Interner Bereich

   

Akteure sehen die Umsetzung einer „ganzheitlichen und nachhaltigen Regionalentwicklung“ als Vision für den Natur- und Geopark Vulkaneifel. Dass die Vision auch handfest sein kann, konnten die Gäste „am eigenen Leibe“ mit Köstlichkeiten aus der Region erfahren.

Der Aufsichtsrat der Natur- und Geopark GmbH durfte am vergangenen Freitag, den 26.10.12, mehr als 130 Personen zur Vorstellung des Masterplans für den Natur- und Geopark begrüßen. „Der heutige Tag stellt End- und Startpunkt zugleich dar“, so Bgm. Klöckner, Vorsitzender des Aufsichtsrates. „Endpunkt der Erarbeitung des Masterplanes und Startpunkt für eine neue Ära des Natur- und Geoparks. Die ganzheitliche und nachhaltige Regionalentwicklung auf Ebene des Natur- und Geoparks haben wir gemeinsam als Vision erarbeitet, jetzt gilt es diese auch gemeinsam zu erreichen.“ Nach Begrüßung durch Herrn Klöckner richtete Herr Dr. Michael Hofmann vom Ministerium für Umwelt, Landwirtschaft, Ernährung, Weinbau und Forsten Rheinland-Pfalz ein Grußwort an alle Mitstreiter und unterstrich die Unterstützung der Aktivitäten durch die Landesebene.

 Zum Hintergrund: Im vergangenen halben Jahr wurde für die Region des Natur- und Geoparks Vulkaneifel, beteiligt sind die Verbandsgemeinden Daun, Gerolstein, Hillesheim, Kelberg, Manderscheid, Obere Kyll und Ulmen, ein umfassender Masterplan erarbeitet.

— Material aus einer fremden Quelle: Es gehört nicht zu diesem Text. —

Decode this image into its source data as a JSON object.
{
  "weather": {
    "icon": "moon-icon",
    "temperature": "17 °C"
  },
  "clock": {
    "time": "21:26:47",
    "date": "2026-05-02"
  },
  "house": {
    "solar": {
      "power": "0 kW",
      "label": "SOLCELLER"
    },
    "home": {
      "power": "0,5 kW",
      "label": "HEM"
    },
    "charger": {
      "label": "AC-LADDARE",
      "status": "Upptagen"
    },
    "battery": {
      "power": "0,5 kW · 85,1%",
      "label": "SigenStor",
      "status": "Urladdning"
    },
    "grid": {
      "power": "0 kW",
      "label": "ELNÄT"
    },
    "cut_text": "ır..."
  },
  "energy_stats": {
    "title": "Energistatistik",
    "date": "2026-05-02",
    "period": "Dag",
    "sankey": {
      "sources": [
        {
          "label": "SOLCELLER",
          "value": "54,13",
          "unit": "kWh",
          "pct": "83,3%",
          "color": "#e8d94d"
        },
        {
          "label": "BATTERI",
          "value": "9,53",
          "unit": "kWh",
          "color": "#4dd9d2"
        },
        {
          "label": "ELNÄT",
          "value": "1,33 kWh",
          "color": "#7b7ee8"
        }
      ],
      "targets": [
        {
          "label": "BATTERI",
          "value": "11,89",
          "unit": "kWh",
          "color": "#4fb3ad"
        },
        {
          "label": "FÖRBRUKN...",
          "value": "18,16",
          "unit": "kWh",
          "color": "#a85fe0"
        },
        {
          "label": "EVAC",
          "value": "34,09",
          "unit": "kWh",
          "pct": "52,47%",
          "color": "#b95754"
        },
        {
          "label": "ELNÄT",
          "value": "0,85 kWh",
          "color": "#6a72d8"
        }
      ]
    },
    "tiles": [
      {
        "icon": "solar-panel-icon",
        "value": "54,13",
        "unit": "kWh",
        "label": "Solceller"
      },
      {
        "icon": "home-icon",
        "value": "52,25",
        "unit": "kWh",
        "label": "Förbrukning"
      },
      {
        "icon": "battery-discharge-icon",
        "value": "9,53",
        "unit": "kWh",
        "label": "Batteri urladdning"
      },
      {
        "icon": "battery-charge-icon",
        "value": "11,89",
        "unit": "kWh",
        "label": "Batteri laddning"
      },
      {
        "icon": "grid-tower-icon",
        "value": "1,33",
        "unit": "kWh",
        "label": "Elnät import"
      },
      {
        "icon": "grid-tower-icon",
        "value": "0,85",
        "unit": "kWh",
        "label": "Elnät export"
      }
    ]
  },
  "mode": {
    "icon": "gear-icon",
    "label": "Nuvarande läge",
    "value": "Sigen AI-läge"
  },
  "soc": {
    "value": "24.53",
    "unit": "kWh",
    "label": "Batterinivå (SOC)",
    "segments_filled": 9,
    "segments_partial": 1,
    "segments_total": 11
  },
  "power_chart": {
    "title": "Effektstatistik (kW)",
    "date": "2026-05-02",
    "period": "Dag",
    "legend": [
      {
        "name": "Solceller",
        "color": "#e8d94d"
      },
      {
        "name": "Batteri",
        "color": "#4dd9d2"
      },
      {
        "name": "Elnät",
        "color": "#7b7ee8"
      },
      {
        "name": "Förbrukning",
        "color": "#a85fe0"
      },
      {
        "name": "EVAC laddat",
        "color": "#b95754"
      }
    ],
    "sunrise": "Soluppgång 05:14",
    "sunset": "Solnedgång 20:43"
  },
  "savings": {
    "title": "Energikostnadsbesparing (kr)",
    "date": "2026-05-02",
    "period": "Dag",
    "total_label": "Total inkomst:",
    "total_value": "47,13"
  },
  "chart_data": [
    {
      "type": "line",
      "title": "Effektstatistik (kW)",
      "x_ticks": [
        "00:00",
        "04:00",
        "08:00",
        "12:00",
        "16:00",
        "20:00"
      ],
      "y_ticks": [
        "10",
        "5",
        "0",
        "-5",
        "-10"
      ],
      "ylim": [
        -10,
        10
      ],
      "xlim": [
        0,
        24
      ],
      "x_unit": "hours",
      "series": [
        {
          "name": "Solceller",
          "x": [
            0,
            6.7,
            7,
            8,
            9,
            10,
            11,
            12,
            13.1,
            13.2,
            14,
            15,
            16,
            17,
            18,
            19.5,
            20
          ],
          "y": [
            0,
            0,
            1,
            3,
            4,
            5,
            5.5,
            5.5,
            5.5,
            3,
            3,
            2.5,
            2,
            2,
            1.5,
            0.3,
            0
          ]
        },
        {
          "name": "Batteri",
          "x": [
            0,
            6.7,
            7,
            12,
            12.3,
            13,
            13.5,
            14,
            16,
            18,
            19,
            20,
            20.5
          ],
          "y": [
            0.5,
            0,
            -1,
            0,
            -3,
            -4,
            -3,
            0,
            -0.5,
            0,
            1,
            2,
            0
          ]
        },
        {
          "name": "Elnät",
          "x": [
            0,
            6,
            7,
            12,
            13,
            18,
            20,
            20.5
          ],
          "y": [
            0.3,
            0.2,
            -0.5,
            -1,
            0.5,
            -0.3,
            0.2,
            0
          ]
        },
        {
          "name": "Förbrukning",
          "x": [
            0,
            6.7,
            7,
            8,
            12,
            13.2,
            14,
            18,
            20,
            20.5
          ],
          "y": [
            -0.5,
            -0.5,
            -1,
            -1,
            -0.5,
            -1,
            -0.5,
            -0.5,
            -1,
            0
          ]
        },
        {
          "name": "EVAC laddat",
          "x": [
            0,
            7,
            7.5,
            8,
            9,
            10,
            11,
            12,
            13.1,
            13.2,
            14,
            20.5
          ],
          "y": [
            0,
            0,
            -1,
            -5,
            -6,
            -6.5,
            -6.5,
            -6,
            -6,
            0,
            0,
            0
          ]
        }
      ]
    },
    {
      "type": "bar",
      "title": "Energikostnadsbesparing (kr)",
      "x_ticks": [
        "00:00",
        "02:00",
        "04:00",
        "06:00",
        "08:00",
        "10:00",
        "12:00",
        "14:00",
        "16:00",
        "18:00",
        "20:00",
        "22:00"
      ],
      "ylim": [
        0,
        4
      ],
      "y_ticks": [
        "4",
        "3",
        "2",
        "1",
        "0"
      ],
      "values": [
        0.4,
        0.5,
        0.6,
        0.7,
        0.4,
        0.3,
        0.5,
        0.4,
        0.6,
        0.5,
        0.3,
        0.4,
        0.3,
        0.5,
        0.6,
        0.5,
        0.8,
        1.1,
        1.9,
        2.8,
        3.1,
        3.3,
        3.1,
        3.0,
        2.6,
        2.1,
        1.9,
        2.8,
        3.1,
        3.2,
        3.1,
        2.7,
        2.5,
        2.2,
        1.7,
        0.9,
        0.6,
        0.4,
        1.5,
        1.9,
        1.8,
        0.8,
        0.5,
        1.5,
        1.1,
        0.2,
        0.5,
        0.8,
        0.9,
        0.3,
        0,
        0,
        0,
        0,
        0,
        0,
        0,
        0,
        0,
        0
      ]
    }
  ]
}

Ein breites Feld an Akteuren beteiligte sich an der Erarbeitung des Masterplanes in mehreren Workshops und Konferenzen. „Die gemeinsame Erarbeitung mit den Akteuren der Region ist die Basis für die Akzeptanz und erfolgreiche Umsetzung des Masterplans in der Praxis“, so Dr. Schüller, Geschäftsführer der Natur- und Geopark GmbH. „Ich freue mich ganz besonders über das bisherige Engagement und die spürbare Identifikation mit dem Natur- und Geopark; das sind beste Voraussetzungen für eine erfolgreiche Umsetzung!“ Von allen Verantwortlichen erging ein herzliches Dankeschön an diejenigen Personen und Institutionen, die an der Erstellung des Masterplanes so tatkräftig mitgewirkt haben.

Im weiteren Verlauf wurden Kerninhalte des Masterplanes vorgestellt, von den gemeinsam formulierten Zielsetzungen, über Handlungsfelder in denen zukünftig gearbeitet wird bis hin zu konkreten Projekten, die in den nächsten Jahren umgesetzt werden.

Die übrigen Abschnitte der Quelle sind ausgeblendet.